Remember the green 0 and 00?? You don't have an equal chance to get that
whole dollar back, because logic dictates that at some point green will come
up.
CONCLUSION : In gambling, the odds are with the house. So, for every dollar
that you put up, you must EXPECT to get less than that one dollar back.
2) Speculating---First, for the sake of this Fribble, let's define what we
mean by "speculative" markets. Speculative markets are the Futures markets,
the Options markets, and the commodities markets. In a minute, you'll see
why these markets fall under the speculative "umbrella". Going back to our
"dollar" example, we said that in gambling, for every dollar you put up,
you have to expect to get less than that dollar back. Well, in a speculation,
for every dollar that you put up, you expect to get that dollar back, but
no more, and no less. Here's why: (let's use the options market as our example).
When you buy an option, someone sells it to you, right? For every dollar
that your option goes up, you make a dollar and the person who sold it to
you loses a dollar. Again, if you make a dollar, someone loses a dollar.

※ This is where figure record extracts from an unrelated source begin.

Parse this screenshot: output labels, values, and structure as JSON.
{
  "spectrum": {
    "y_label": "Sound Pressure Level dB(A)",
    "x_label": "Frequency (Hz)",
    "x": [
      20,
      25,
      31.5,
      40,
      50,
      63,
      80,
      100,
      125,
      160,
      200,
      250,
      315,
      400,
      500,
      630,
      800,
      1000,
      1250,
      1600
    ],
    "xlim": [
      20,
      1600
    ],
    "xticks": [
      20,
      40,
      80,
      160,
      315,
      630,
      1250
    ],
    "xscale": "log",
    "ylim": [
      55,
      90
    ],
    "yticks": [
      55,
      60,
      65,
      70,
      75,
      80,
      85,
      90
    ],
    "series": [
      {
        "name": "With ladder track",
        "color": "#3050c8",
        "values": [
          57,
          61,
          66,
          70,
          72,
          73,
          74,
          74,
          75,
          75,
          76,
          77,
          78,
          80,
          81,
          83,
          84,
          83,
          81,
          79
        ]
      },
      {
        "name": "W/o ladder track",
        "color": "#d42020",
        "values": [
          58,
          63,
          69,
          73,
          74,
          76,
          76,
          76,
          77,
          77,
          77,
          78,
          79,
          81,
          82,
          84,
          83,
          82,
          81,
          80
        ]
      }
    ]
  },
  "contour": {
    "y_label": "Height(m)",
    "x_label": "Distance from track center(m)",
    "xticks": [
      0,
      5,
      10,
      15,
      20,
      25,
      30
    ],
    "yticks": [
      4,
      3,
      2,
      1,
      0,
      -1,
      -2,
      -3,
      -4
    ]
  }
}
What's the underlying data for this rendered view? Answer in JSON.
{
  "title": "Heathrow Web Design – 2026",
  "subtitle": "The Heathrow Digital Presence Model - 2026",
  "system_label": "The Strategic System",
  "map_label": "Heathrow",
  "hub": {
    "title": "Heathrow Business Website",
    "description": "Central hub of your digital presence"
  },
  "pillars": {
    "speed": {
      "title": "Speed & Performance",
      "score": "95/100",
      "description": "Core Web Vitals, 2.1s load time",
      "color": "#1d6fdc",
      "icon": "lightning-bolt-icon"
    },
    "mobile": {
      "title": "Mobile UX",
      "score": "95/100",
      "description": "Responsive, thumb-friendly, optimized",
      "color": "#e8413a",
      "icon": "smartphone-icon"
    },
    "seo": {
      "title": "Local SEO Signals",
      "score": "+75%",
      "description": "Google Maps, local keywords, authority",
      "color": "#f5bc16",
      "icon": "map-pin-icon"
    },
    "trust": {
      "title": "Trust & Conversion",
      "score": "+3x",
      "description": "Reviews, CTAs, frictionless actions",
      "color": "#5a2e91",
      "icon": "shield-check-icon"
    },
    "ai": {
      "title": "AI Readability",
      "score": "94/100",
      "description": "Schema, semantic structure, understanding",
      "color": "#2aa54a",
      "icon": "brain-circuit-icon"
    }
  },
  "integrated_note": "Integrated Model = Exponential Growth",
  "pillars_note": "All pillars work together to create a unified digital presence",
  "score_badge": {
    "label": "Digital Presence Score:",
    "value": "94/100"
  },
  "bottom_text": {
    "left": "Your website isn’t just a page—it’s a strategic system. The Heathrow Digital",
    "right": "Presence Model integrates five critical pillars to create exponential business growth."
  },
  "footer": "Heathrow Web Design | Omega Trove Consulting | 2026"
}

No money is ever created. There is no growth. This is what real fancy academic
types call a "zero-sum gain." Basically, it means that net-net, there is
no wealth created, thus "zero-sum." In order for you to win, someone has
to lose an amount EXACTLY equal to the amount you win. That is why for every
dollar you "put up," you can only expect to get that one dollar back, no
more, no less.
CONCLUSION: Speculative markets are "zero-sum gains" markets and as such,
no wealth is ever created, just moved from one hand to the other. Therefore,
for each dollar used to speculate, that dollar and only that dollar can be
returned.
Now. . .
3) Investing---For every dollar that you invest, you fully expect to get
MORE than that one dollar back. Why? Well. . . that gets a little hairy,
but I'll try and explain. The first and easiest reason to understand is
historical performance. The stock market over a long enough period of time,
has always gone up. The real question is "WHY." To answer that we must make
an assumption. We must, as difficult as it is to do, assume that people are,
on the whole, . . . er. . . uh. . . RATIONAL. As inefficient as the markets
may seem to be, we must assume that in the long run, the numbers always win
out and that all available information is factored into decisions about stock
prices. (Sometimes, judging by my portfolio, it takes a VERY long time!!!)
So, people as a whole are rational. We must also assume that people, by their
very nature, are CONSUMERS. Why do you get up and go to work in the morning?
Because you need a new set of golf clubs, or sneaks for the kids, or a leather
coat to go with that leather skirt, or to pay rent, and mortgages, etc. But,
we work so that we may consume, in some form. What are you doing when you
invest? In effect, you are "delaying" your consumption. Why would rational
human beings delay their consumption? The only reason to do this is because
the result of investing is a positive return on your money. Otherwise, if
the returns were not positive, people would not invest. Well, you may ask?
Why do people gamble? Are they irrational? To which I reply "As a people,
we do not gamble, but we do invest." There is also an entertainment "value"
associated with gambling that I haven't talked about.
CONCLUSION: For every dollar that you invest, you fully expect to get more
than that dollar back because 1) Historical performance dictates it, and
2) we as rational people would not invest with the magnitude that we do unless
a positive return was realized.
BOTTOM LINE? Your money and your hard work are too valuable to waste with
gambling and speculating. Invest your money in the stock market. This Fool
believes that with a little hard work, a little common sense, and a whole
lot of Foolishness, you can not only get more than that dollar, but you can
feel comfortable and confident about it at the same time!! Fool on !!!